Adding treatment type to the adjustments reduced these values in all three groups. In Hispanics, it declined to 0.97, which did not differ significantly from whites. In Asians, the fully adjusted hazard ratio was 0.84 (95% CI 0.79 to 0.89).

That the fully adjusted value for blacks of 1.11 remained significant was an indication that outcomes of aggressive treatment were not as good as in the other groups, Sonnenday and colleagues suggested.

They also considered the overall invasive-therapy rate of 32.8% to reflect "significant underuse of appropriate interventions for the most treatable stages of HCC."

But the racial differences in invasive therapy usage were also a concern, including a higher rate of hepatectomy in Asian patients and "a nearly twofold lower rate of liver transplant in blacks compared with white patients."

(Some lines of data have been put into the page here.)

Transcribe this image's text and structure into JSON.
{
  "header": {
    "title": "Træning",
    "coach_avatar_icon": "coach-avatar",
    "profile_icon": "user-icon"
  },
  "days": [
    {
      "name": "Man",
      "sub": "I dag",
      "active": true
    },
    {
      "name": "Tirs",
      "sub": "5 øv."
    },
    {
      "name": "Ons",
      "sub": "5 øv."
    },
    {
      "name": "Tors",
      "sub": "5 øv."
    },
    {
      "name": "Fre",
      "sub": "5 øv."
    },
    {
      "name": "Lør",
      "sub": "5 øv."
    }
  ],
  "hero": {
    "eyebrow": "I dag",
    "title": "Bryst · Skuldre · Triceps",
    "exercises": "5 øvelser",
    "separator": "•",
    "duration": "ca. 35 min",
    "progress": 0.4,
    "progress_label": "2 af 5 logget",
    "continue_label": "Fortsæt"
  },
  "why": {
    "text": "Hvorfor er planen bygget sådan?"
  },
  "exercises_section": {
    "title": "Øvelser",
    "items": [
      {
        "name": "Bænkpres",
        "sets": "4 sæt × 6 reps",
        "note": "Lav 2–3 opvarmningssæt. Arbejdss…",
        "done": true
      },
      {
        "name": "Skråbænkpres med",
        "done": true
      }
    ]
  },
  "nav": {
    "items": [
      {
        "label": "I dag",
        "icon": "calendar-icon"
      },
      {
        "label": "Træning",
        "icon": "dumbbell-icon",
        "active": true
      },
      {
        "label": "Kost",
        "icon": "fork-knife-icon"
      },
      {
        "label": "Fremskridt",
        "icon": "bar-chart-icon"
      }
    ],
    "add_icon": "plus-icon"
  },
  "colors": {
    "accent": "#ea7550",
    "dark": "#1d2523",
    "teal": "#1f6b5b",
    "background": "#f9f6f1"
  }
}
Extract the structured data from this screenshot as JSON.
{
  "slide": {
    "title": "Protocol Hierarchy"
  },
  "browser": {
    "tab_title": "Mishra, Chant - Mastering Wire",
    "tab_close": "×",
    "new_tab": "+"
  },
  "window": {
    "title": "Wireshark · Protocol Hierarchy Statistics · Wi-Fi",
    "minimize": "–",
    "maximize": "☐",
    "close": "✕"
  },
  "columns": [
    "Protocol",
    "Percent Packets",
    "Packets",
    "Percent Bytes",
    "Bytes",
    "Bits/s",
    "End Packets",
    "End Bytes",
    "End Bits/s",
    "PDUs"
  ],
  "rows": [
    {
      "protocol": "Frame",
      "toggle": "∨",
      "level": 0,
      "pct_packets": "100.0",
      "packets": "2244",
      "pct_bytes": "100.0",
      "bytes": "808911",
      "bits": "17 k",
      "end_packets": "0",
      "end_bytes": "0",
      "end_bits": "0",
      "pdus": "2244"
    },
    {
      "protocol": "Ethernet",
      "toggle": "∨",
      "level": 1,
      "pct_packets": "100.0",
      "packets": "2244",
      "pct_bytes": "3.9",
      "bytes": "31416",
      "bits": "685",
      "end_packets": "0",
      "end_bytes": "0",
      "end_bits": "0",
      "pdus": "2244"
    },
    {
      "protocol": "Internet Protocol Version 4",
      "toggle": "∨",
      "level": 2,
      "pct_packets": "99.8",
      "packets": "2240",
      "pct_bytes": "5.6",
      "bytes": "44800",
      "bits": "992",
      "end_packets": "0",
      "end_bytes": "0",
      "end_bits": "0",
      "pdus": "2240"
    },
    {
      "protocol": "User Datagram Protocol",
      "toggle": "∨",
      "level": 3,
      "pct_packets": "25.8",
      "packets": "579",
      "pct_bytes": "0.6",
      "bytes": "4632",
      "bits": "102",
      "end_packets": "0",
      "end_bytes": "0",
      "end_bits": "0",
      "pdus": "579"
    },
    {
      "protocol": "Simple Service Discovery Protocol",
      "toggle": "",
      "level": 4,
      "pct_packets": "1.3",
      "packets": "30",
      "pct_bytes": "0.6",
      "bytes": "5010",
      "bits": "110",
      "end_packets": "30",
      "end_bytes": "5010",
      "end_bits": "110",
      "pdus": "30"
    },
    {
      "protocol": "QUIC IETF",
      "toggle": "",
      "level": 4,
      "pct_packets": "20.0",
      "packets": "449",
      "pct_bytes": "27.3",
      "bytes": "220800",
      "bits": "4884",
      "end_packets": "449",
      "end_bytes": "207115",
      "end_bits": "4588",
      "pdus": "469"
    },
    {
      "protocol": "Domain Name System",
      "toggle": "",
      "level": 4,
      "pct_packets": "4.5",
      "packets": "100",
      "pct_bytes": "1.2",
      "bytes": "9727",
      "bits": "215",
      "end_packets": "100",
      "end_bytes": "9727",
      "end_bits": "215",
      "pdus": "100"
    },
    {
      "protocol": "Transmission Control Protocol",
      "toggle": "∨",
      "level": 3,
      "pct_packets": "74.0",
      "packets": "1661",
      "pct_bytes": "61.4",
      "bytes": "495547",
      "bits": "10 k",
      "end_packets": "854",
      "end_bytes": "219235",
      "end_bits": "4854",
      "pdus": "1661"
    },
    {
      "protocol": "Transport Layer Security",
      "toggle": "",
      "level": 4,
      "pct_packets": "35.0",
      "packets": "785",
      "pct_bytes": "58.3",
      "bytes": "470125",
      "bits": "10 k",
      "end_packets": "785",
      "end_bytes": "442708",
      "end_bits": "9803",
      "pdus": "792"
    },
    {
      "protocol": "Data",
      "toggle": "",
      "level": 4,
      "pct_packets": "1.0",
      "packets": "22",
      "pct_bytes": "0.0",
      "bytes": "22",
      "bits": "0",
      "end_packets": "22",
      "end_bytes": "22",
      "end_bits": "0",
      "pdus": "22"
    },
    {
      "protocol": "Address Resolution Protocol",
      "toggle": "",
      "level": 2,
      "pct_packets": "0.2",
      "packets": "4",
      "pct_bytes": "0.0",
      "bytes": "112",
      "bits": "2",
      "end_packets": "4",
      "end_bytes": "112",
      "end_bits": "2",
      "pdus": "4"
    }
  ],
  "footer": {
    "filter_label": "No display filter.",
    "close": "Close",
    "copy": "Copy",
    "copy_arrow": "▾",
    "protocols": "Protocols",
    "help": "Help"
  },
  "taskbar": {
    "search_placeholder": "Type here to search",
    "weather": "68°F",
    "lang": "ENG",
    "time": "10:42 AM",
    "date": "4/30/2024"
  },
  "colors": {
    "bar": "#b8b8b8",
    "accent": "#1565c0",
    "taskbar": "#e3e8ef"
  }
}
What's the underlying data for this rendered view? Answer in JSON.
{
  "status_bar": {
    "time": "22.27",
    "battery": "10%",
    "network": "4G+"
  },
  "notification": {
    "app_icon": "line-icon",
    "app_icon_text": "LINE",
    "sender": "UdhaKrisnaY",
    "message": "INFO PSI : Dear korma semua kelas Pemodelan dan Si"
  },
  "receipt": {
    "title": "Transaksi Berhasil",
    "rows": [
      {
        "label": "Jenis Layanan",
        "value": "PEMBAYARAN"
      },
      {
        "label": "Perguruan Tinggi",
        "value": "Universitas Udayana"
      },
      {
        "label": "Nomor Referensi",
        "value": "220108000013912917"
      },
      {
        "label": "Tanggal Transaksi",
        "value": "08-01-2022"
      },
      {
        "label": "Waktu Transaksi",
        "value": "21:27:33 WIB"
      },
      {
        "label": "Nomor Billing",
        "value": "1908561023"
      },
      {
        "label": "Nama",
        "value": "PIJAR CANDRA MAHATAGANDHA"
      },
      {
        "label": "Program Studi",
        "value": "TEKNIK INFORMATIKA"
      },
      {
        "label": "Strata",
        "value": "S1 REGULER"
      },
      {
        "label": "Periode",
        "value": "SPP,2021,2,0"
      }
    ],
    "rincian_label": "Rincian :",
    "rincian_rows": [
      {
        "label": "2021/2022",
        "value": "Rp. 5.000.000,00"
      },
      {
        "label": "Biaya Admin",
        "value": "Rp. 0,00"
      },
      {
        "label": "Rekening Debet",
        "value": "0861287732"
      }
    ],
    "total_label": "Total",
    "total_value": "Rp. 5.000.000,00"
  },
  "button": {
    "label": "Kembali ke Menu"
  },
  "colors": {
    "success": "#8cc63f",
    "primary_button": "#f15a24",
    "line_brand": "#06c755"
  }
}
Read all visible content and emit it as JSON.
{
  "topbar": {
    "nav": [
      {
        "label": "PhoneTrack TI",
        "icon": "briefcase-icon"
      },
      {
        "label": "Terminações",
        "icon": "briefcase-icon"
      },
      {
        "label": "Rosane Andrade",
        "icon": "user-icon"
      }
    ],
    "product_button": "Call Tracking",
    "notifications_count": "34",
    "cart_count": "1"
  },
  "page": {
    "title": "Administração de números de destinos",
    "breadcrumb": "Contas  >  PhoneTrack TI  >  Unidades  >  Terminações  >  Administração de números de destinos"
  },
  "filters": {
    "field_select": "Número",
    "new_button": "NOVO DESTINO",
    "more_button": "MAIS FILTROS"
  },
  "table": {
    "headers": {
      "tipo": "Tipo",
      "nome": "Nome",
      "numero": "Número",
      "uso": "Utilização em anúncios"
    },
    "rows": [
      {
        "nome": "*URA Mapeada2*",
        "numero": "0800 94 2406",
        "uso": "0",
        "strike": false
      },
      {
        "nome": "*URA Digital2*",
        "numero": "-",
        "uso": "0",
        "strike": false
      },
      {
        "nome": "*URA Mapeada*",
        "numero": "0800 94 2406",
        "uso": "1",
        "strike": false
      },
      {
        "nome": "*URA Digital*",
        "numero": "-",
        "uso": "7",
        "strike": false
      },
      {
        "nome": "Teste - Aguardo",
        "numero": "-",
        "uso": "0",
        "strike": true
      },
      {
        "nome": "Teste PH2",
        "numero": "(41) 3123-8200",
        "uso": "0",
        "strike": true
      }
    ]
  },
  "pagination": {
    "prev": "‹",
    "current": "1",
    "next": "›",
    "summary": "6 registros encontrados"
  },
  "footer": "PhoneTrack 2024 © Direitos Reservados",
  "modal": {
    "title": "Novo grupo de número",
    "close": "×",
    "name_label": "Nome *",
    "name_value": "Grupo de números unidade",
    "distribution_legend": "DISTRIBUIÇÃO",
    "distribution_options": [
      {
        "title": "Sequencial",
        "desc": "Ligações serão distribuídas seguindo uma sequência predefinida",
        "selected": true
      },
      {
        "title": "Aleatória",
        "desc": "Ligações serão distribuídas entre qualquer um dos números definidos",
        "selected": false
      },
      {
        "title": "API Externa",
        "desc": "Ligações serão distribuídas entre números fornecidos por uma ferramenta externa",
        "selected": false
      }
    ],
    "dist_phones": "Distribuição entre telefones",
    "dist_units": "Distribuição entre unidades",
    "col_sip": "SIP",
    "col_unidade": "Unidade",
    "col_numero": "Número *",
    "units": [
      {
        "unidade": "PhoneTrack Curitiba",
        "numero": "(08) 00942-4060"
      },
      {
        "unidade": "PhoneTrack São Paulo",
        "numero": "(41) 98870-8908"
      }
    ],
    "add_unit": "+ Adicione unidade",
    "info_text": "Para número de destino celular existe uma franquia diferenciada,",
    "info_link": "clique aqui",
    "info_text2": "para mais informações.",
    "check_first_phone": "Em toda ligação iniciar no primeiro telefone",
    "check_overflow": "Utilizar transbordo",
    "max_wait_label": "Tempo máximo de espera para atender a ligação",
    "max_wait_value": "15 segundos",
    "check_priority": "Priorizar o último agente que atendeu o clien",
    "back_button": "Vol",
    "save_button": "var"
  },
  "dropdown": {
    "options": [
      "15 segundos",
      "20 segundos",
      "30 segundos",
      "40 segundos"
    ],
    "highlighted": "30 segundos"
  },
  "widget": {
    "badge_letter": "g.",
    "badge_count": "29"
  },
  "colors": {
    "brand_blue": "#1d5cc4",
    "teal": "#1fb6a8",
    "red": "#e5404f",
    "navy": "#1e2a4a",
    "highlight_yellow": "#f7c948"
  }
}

Sonnenday and colleagues described the latter as "clearly contingent on access to care," particularly in light of another recent study showing equal transplant rates in blacks and whites who get on waiting lists for the procedure.

A researcher at Johns Hopkins University in Baltimore concurred in an accompanying commentary that early-stage HCC patients are often undertreated.

Richard D. Schulik, MD, called the 32.8% figure for invasive therapy "alarming because stage I and II disease is typically treated with good outcomes."

But he warned that the study authors' other interpretations may not be valid.

They "assumed that patients ... had intrinsic differences that affected which therapy was selected for them," Schulick wrote.

"This assumption may not be as valid as the authors think because sometimes patients are treated according to how they enter the system for treatment."

Schulick wrote that in facilities that don't screen patients with a multidisciplinary team, the treatment choice may be heavily influenced by whether patients first see a surgical oncologist, a transplant surgeon, or an interventional radiologist.

He also emphasized the importance of study limitations listed by Sonnenday and colleagues, including the possibility that patients may have been inappropriately staged and the lack of patient-specific information on income, educational level, and other factors that were estimated crudely in the study.

The study was supported by the National Institutes of Health.

Study authors and Schulick declared they had no competing financial interests.

Primary source: Archives of Surgery
Source reference:
Mathur A, et al "Racial/ethnic disparities in access to care and survival for patients with early-stage hepatocellular carcinoma" Arch Surg 2010; 145: 1158-63.

Additional source: Archives of Surgery
Source reference:
Schulick R "Undertreatment of patients with early-stage hepatocellular carcinoma" Arch Surg 2010; 145: 1163-64.